Labour, EKSUTH Clash over Sack of 200 Ekiti Health Workers

Labour, EKSUTH Clash over Sack of 200 Ekiti Health Workers

Victor Ogunje in Ado Ekiti

The organised labour in Ekiti State and the management of the Ekiti State University Teaching Hospital (EKSUTH) are heading for a showdown over the sack of 200 staff of the health institution.

The workers were retrenched in December 2019 through a process called reorganisation by the EKSUTH management, but which labour and other allied unions, had succinctly described as “illegality and infringement of the civil service rules”.

Speaking for the staff, who are mostly experts in various fields on Thursday, the organised labour via the Chairperson, Joint Health Sector Unions (JOHESU), EKSUTH chapter, Omotola Farotimi, said the management’s indiscretion will affect the hospital adversely.

She said: “We have heard of it as a rumour for a long period of time that some people will be disengaged. Since that time, we have been meeting with the management to find out what was going on. Even the organized labour in Ekiti was with the management on December 30. They told the management to pass through the normal Civil Service rules even if they want to disengage any staff, they should not do anything that will be against the public service rules.

“But unfortunately on December 31, when we got to work and people were being given letters, there were different errors that were made. Some were disengaged based on the claim that there was embargo on employment when they were employed.

“EKSUTH is autonomous. We asked for the letter of embargo that time, they could not produce any letter to that effect. If there is need for employment, hospitals need professionals, there was no time that former Governor Fayose gave any order of embargo on employment at EKSUTH, these people were duly employed by advertising and employing them.

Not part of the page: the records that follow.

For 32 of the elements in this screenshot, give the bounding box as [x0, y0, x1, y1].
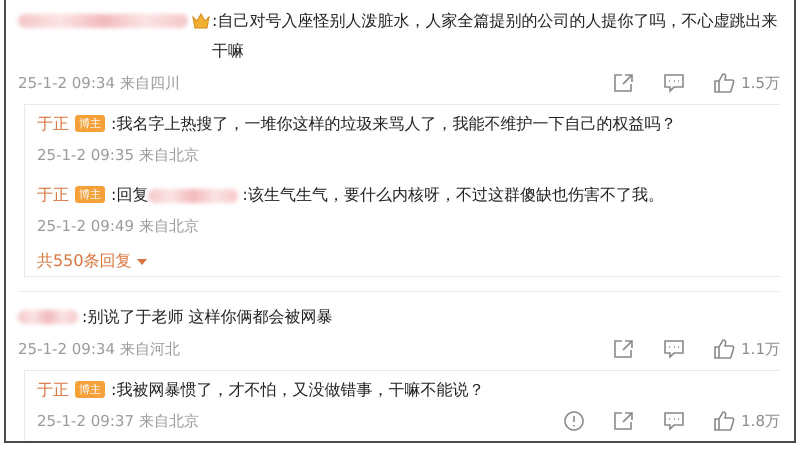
- share-icon[interactable]: [613, 339, 636, 359]
- reply-text: :我被网暴惯了，才不怕，又没做错事，干嘛不能说？: [111, 380, 484, 399]
- reply-text: :我名字上热搜了，一堆你这样的垃圾来骂人了，我能不维护一下自己的权益吗？: [111, 114, 676, 133]
- comment-timestamp: 25-1-2 09:34 来自河北: [18, 340, 180, 358]
- blogger-badge: 博主: [75, 115, 105, 132]
- comment-icon[interactable]: [663, 411, 686, 431]
- comment-timestamp: 25-1-2 09:37 来自北京: [37, 412, 199, 430]
- comment-timestamp: 25-1-2 09:49 来自北京: [37, 216, 199, 236]
- share-icon[interactable]: [613, 411, 636, 431]
- comment-timestamp: 25-1-2 09:34 来自四川: [18, 74, 180, 92]
- reply-author[interactable]: 于正: [37, 185, 69, 204]
- like-count: 1.1万: [741, 340, 780, 358]
- exclamation-icon[interactable]: [563, 410, 586, 432]
- comment-icon[interactable]: [663, 73, 686, 93]
- comment-text: :别说了于老师 这样你俩都会被网暴: [82, 306, 334, 328]
- share-icon[interactable]: [613, 73, 636, 93]
- thumbs-up-icon[interactable]: [713, 410, 736, 432]
- reply-author[interactable]: 于正: [37, 114, 69, 133]
- blogger-badge: 博主: [75, 186, 105, 203]
- reply-text: :该生气生气，要什么内核呀，不过这群傻缺也伤害不了我。: [242, 185, 664, 204]
- comment-text: :自己对号入座怪别人泼脏水，人家全篇提别的公司的人提你了吗，不心虚跳出来干嘛: [212, 10, 778, 62]
- like-count: 1.5万: [741, 74, 780, 92]
- like-count: 1.8万: [741, 412, 780, 430]
- more-replies-link[interactable]: 共550条回复: [37, 251, 148, 272]
- thumbs-up-icon[interactable]: [713, 338, 736, 360]
- blogger-badge: 博主: [75, 381, 105, 398]
- comment-icon[interactable]: [663, 339, 686, 359]
- caret-icon: [136, 258, 148, 266]
- thumbs-up-icon[interactable]: [713, 72, 736, 94]
- reply-author[interactable]: 于正: [37, 380, 69, 399]
- reply-prefix: :回复: [111, 185, 148, 204]
- comment-timestamp: 25-1-2 09:35 来自北京: [37, 146, 199, 164]
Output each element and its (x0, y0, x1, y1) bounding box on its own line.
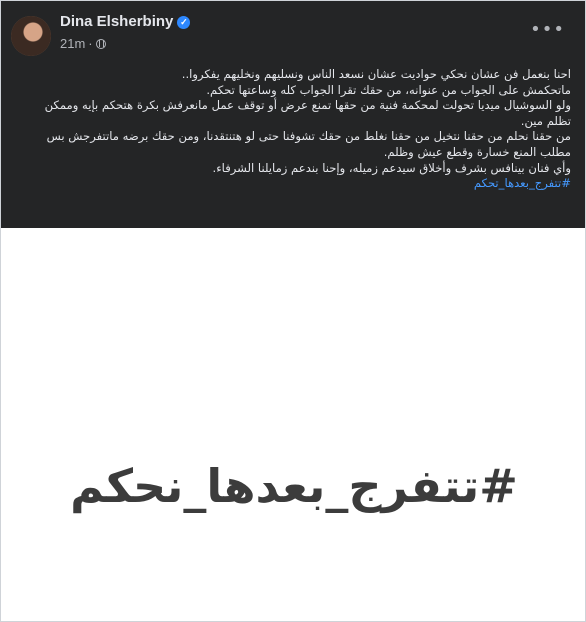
post-text: احنا بنعمل فن عشان نحكي حواديت عشان نسعد… (17, 67, 571, 192)
post-text-line: ماتحكمش على الجواب من عنوانه، من حقك تقر… (206, 82, 571, 97)
post-meta: 21m · (60, 36, 106, 51)
author-name[interactable]: Dina Elsherbiny (60, 13, 173, 30)
post-text-line: من حقنا نحلم من حقنا نتخيل من حقنا نغلط … (46, 129, 571, 159)
post-text-line: وأي فنان بينافس بشرف وأخلاق سيدعم زميله،… (212, 160, 571, 175)
post-header-and-text: Dina Elsherbiny ✓ 21m · ••• احنا بنعمل فن … (1, 1, 585, 228)
image-hashtag-text: #تتفرج_بعدها_نحكم (70, 459, 519, 513)
post-image[interactable]: #تتفرج_بعدها_نحكم (1, 228, 585, 621)
globe-icon[interactable] (95, 39, 106, 49)
author-name-row: Dina Elsherbiny ✓ (60, 13, 191, 30)
facebook-post: Dina Elsherbiny ✓ 21m · ••• احنا بنعمل فن … (0, 0, 586, 622)
post-text-line: احنا بنعمل فن عشان نحكي حواديت عشان نسعد… (181, 67, 571, 81)
more-options-icon[interactable]: ••• (530, 21, 565, 39)
post-timestamp[interactable]: 21m (60, 36, 85, 51)
avatar-image (11, 16, 51, 56)
hashtag-link[interactable]: #تتفرج_بعدها_تحكم (474, 176, 571, 190)
verified-badge-icon: ✓ (177, 16, 191, 29)
post-text-line: ولو السوشيال ميديا تحولت لمحكمة فنية من … (44, 98, 571, 128)
author-avatar[interactable] (11, 16, 51, 56)
meta-separator: · (88, 36, 93, 51)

“We are against the purported exercise that they have done in the hospital. Another error was that the professional groups were grossly sacked while the admin area was not touched. We, the professionals are not even enough. The professionals are the ones making the IGR in the hospital, they were grossly disengaged.”

Farotimi foresaw that the hospital is on the edge of collapse, saying: “It can be closed down because most of these professionals are the ones that help in getting accreditation for most of the departments in the hospital. There is a number of doctors we are supposed to have from officers to consultants, number of nurses on ground, number of medical laboratory scientists, number of pharmacists etc including health assistants that must be had before getting accreditation.

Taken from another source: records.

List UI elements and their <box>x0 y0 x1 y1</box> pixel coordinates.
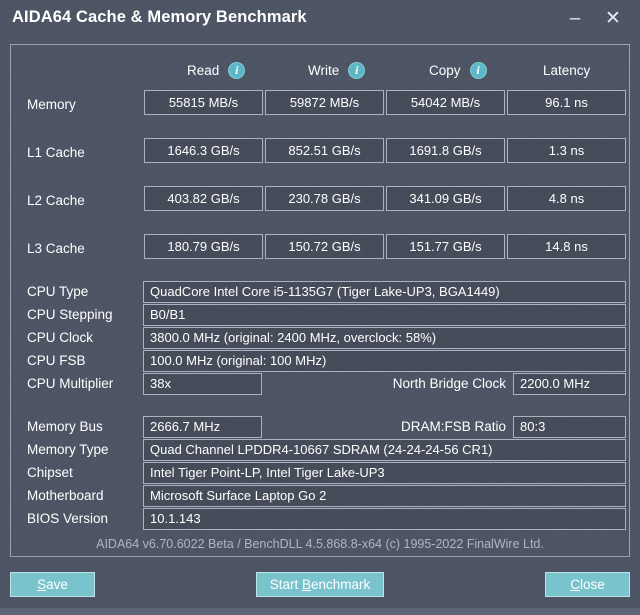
benchmark-grid: Read i Write i Copy i Latency Memory 558… <box>11 45 629 265</box>
save-button[interactable]: Save <box>10 572 95 597</box>
label-chipset: Chipset <box>27 465 73 480</box>
column-header-latency: Latency <box>543 60 590 80</box>
l1-write-value: 852.51 GB/s <box>265 138 384 163</box>
label-cpu-stepping: CPU Stepping <box>27 307 113 322</box>
value-bios-version: 10.1.143 <box>143 508 626 530</box>
memory-latency-value: 96.1 ns <box>507 90 626 115</box>
column-label-write: Write <box>308 62 340 78</box>
label-cpu-multiplier: CPU Multiplier <box>27 376 114 391</box>
column-label-copy: Copy <box>429 62 461 78</box>
l2-write-value: 230.78 GB/s <box>265 186 384 211</box>
close-icon: ✕ <box>605 8 621 29</box>
value-cpu-multiplier: 38x <box>143 373 262 395</box>
column-label-latency: Latency <box>543 62 591 78</box>
value-memory-type: Quad Channel LPDDR4-10667 SDRAM (24-24-2… <box>143 439 626 461</box>
label-cpu-fsb: CPU FSB <box>27 353 86 368</box>
value-chipset: Intel Tiger Point-LP, Intel Tiger Lake-U… <box>143 462 626 484</box>
label-dram-fsb-ratio: DRAM:FSB Ratio <box>400 419 506 434</box>
value-cpu-stepping: B0/B1 <box>143 304 626 326</box>
label-memory-type: Memory Type <box>27 442 109 457</box>
copy-info-icon[interactable]: i <box>469 61 487 79</box>
row-label-l3-cache: L3 Cache <box>27 241 85 256</box>
memory-write-value: 59872 MB/s <box>265 90 384 115</box>
aida64-benchmark-window: AIDA64 Cache & Memory Benchmark – ✕ Read… <box>0 0 640 615</box>
column-header-copy: Copy i <box>429 60 487 80</box>
label-bios-version: BIOS Version <box>27 511 109 526</box>
label-memory-bus: Memory Bus <box>27 419 103 434</box>
start-benchmark-button[interactable]: Start Benchmark <box>256 572 384 597</box>
label-motherboard: Motherboard <box>27 488 104 503</box>
save-button-label: Save <box>37 577 68 592</box>
column-header-read: Read i <box>187 60 246 80</box>
minimize-icon: – <box>569 8 581 29</box>
l2-copy-value: 341.09 GB/s <box>386 186 505 211</box>
value-cpu-fsb: 100.0 MHz (original: 100 MHz) <box>143 350 626 372</box>
l2-latency-value: 4.8 ns <box>507 186 626 211</box>
write-info-icon[interactable]: i <box>348 61 366 79</box>
l1-read-value: 1646.3 GB/s <box>144 138 263 163</box>
close-button[interactable]: Close <box>545 572 630 597</box>
label-cpu-clock: CPU Clock <box>27 330 94 345</box>
memory-copy-value: 54042 MB/s <box>386 90 505 115</box>
column-label-read: Read <box>187 62 220 78</box>
version-copyright-text: AIDA64 v6.70.6022 Beta / BenchDLL 4.5.86… <box>96 537 544 551</box>
row-label-l2-cache: L2 Cache <box>27 193 85 208</box>
row-label-memory: Memory <box>27 97 76 112</box>
main-panel: Read i Write i Copy i Latency Memory 558… <box>10 44 630 557</box>
label-cpu-type: CPU Type <box>27 284 89 299</box>
l1-copy-value: 1691.8 GB/s <box>386 138 505 163</box>
l2-read-value: 403.82 GB/s <box>144 186 263 211</box>
status-bar <box>0 608 640 615</box>
l1-latency-value: 1.3 ns <box>507 138 626 163</box>
close-button-label: Close <box>570 577 605 592</box>
value-north-bridge-clock: 2200.0 MHz <box>513 373 626 395</box>
window-title: AIDA64 Cache & Memory Benchmark <box>12 8 307 26</box>
value-memory-bus: 2666.7 MHz <box>143 416 262 438</box>
title-bar: AIDA64 Cache & Memory Benchmark – ✕ <box>0 0 640 38</box>
l3-read-value: 180.79 GB/s <box>144 234 263 259</box>
memory-read-value: 55815 MB/s <box>144 90 263 115</box>
value-cpu-clock: 3800.0 MHz (original: 2400 MHz, overcloc… <box>143 327 626 349</box>
close-window-button[interactable]: ✕ <box>596 4 630 34</box>
start-benchmark-button-label: Start Benchmark <box>269 577 371 592</box>
read-info-icon[interactable]: i <box>228 61 246 79</box>
row-label-l1-cache: L1 Cache <box>27 145 85 160</box>
value-motherboard: Microsoft Surface Laptop Go 2 <box>143 485 626 507</box>
l3-write-value: 150.72 GB/s <box>265 234 384 259</box>
minimize-button[interactable]: – <box>558 4 592 34</box>
column-header-write: Write i <box>308 60 366 80</box>
value-cpu-type: QuadCore Intel Core i5-1135G7 (Tiger Lak… <box>143 281 626 303</box>
l3-copy-value: 151.77 GB/s <box>386 234 505 259</box>
label-north-bridge-clock: North Bridge Clock <box>392 376 506 391</box>
value-dram-fsb-ratio: 80:3 <box>513 416 626 438</box>
l3-latency-value: 14.8 ns <box>507 234 626 259</box>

“The sack affected the medical laboratory sciences dept, pharmacy department, physiotherapy, health assistants, a lot of nurses and medical doctors. We are still gathering our information, we will meet our extended executive and decide the next line of action.”

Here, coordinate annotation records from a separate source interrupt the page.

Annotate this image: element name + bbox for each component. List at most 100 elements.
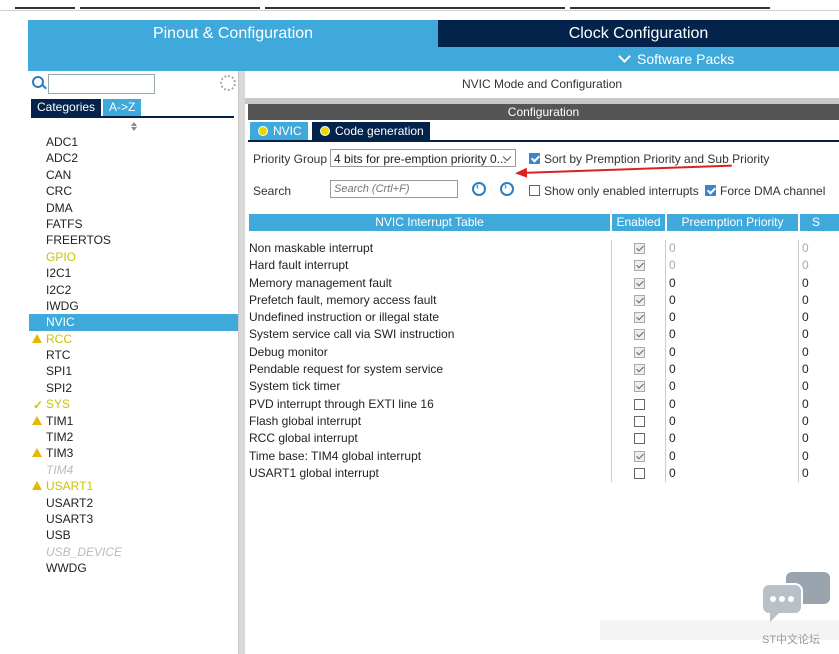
chat-bubble-icon (761, 572, 830, 622)
table-row[interactable]: System service call via SWI instruction 0… (249, 326, 839, 344)
enabled-checkbox[interactable] (634, 467, 645, 479)
preemption-priority-value[interactable]: 0 (669, 292, 676, 309)
sub-priority-value[interactable]: 0 (802, 378, 809, 395)
panel-splitter[interactable] (239, 71, 245, 654)
sub-priority-value[interactable]: 0 (802, 361, 809, 378)
sub-priority-value[interactable]: 0 (802, 396, 809, 413)
table-row[interactable]: Flash global interrupt 0 0 (249, 412, 839, 431)
preemption-priority-value[interactable]: 0 (669, 378, 676, 395)
category-item[interactable]: ADC2 (29, 150, 238, 166)
category-item[interactable]: I2C1 (29, 265, 238, 281)
category-item[interactable]: NVIC (29, 314, 238, 331)
sort-priority-checkbox[interactable] (529, 153, 540, 164)
software-packs-menu[interactable]: Software Packs (618, 47, 734, 71)
category-item[interactable]: RCC (29, 331, 238, 347)
category-item[interactable]: TIM1 (29, 413, 238, 429)
table-row[interactable]: USART1 global interrupt 0 0 (249, 464, 839, 483)
table-row[interactable]: PVD interrupt through EXTI line 16 0 0 (249, 395, 839, 413)
sub-priority-value[interactable]: 0 (802, 309, 809, 326)
category-item[interactable]: USB_DEVICE (29, 544, 238, 560)
table-row[interactable]: Pendable request for system service 0 0 (249, 361, 839, 379)
table-row[interactable]: Prefetch fault, memory access fault 0 0 (249, 291, 839, 310)
subtab-code-generation[interactable]: Code generation (312, 122, 430, 140)
preemption-priority-value[interactable]: 0 (669, 275, 676, 292)
sub-priority-value[interactable]: 0 (802, 448, 809, 465)
preemption-priority-value[interactable]: 0 (669, 326, 676, 343)
enabled-checkbox[interactable] (634, 415, 645, 427)
sub-priority-value[interactable]: 0 (802, 292, 809, 309)
category-item[interactable]: RTC (29, 347, 238, 363)
sub-priority-value[interactable]: 0 (802, 430, 809, 447)
column-header-enabled[interactable]: Enabled (612, 214, 665, 231)
preemption-priority-value[interactable]: 0 (669, 240, 676, 257)
tab-clock-configuration[interactable]: Clock Configuration (438, 20, 839, 47)
enabled-checkbox[interactable] (634, 433, 645, 445)
table-row[interactable]: Memory management fault 0 0 (249, 274, 839, 292)
sub-priority-value[interactable]: 0 (802, 275, 809, 292)
sub-priority-value[interactable]: 0 (802, 326, 809, 343)
column-header-sub-priority[interactable]: S (800, 214, 839, 231)
column-divider (798, 240, 799, 258)
preemption-priority-value[interactable]: 0 (669, 448, 676, 465)
category-item[interactable]: TIM4 (29, 462, 238, 478)
preemption-priority-value[interactable]: 0 (669, 413, 676, 430)
priority-group-select[interactable]: 4 bits for pre-emption priority 0... (330, 149, 516, 167)
category-item[interactable]: ADC1 (29, 134, 238, 150)
category-item[interactable]: USART2 (29, 495, 238, 511)
enabled-checkbox[interactable] (634, 398, 645, 410)
category-item[interactable]: WWDG (29, 560, 238, 576)
sub-priority-value[interactable]: 0 (802, 465, 809, 482)
sub-priority-value[interactable]: 0 (802, 240, 809, 257)
tab-a-z[interactable]: A->Z (103, 99, 142, 116)
column-header-preemption[interactable]: Preemption Priority (667, 214, 798, 231)
column-header-interrupt[interactable]: NVIC Interrupt Table (249, 214, 610, 231)
table-row[interactable]: Debug monitor 0 0 (249, 343, 839, 362)
table-row[interactable]: Non maskable interrupt 0 0 (249, 240, 839, 258)
category-item[interactable]: SPI1 (29, 363, 238, 379)
category-item[interactable]: IWDG (29, 298, 238, 314)
category-item[interactable]: USB (29, 527, 238, 543)
sort-up-icon[interactable] (131, 122, 137, 126)
table-row[interactable]: Hard fault interrupt 0 0 (249, 257, 839, 275)
preemption-priority-value[interactable]: 0 (669, 396, 676, 413)
category-item[interactable]: FATFS (29, 216, 238, 232)
table-row[interactable]: Time base: TIM4 global interrupt 0 0 (249, 447, 839, 465)
nvic-search-input[interactable] (330, 180, 458, 198)
sub-priority-value[interactable]: 0 (802, 344, 809, 361)
category-item[interactable]: USART1 (29, 478, 238, 494)
category-item[interactable]: DMA (29, 200, 238, 216)
subtab-nvic[interactable]: NVIC (250, 122, 308, 140)
category-item[interactable]: CAN (29, 167, 238, 183)
search-prev-icon[interactable]: ‹ (472, 181, 486, 196)
gear-icon[interactable] (220, 75, 236, 91)
table-row[interactable]: RCC global interrupt 0 0 (249, 430, 839, 448)
sub-priority-value[interactable]: 0 (802, 413, 809, 430)
force-dma-checkbox[interactable] (705, 185, 716, 196)
category-item[interactable]: I2C2 (29, 282, 238, 298)
preemption-priority-value[interactable]: 0 (669, 430, 676, 447)
tab-pinout-configuration[interactable]: Pinout & Configuration (28, 20, 438, 47)
tab-categories[interactable]: Categories (31, 99, 102, 116)
table-row[interactable]: Undefined instruction or illegal state 0 0 (249, 309, 839, 327)
table-row[interactable]: System tick timer 0 0 (249, 378, 839, 396)
category-search-input[interactable] (48, 74, 155, 94)
category-item[interactable]: USART3 (29, 511, 238, 527)
sub-priority-value[interactable]: 0 (802, 257, 809, 274)
category-item[interactable]: SPI2 (29, 380, 238, 396)
preemption-priority-value[interactable]: 0 (669, 344, 676, 361)
category-item[interactable]: GPIO (29, 249, 238, 265)
interrupt-name: RCC global interrupt (249, 431, 358, 446)
category-item[interactable]: ✓ SYS (29, 396, 238, 412)
column-divider (665, 309, 666, 327)
category-item[interactable]: FREERTOS (29, 232, 238, 248)
category-item[interactable]: TIM3 (29, 445, 238, 461)
sort-down-icon[interactable] (131, 127, 137, 131)
preemption-priority-value[interactable]: 0 (669, 361, 676, 378)
preemption-priority-value[interactable]: 0 (669, 257, 676, 274)
category-item[interactable]: TIM2 (29, 429, 238, 445)
preemption-priority-value[interactable]: 0 (669, 309, 676, 326)
preemption-priority-value[interactable]: 0 (669, 465, 676, 482)
search-next-icon[interactable]: › (500, 181, 514, 196)
show-enabled-checkbox[interactable] (529, 185, 540, 196)
category-item[interactable]: CRC (29, 183, 238, 199)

But a statement by the hospital’s Public Relations Officer, Mrs Rolake Adewumi, said the reorganisation was part of the implementation of the visitation panel’s report on EKSUTH.

“As a result of the report, it has become necessary to disengage some workers who did not show up for the Human Resources verification exercise and who could not be sighted till date, and so were regarded as ‘ghost workers’.

“Others include those on leave of absence with/without pay who had exhausted the approved period of leave and refused to resume.

“Another category were those who were found with one misconduct or the other as well as those employed after the state government placed embargo on employment,” she said.

The spokesperson added that based on the recommendations, some critical areas of needs were filled with qualified appointees, while members who were wrongly placed have been regularized and placed on appropriate salary levels.

“Therefore, the management has urged any of the disengaged officers who are not satisfied with this development to channel their complaints to the board of management of the hospital, through the office of the Director of Administration,” she stated.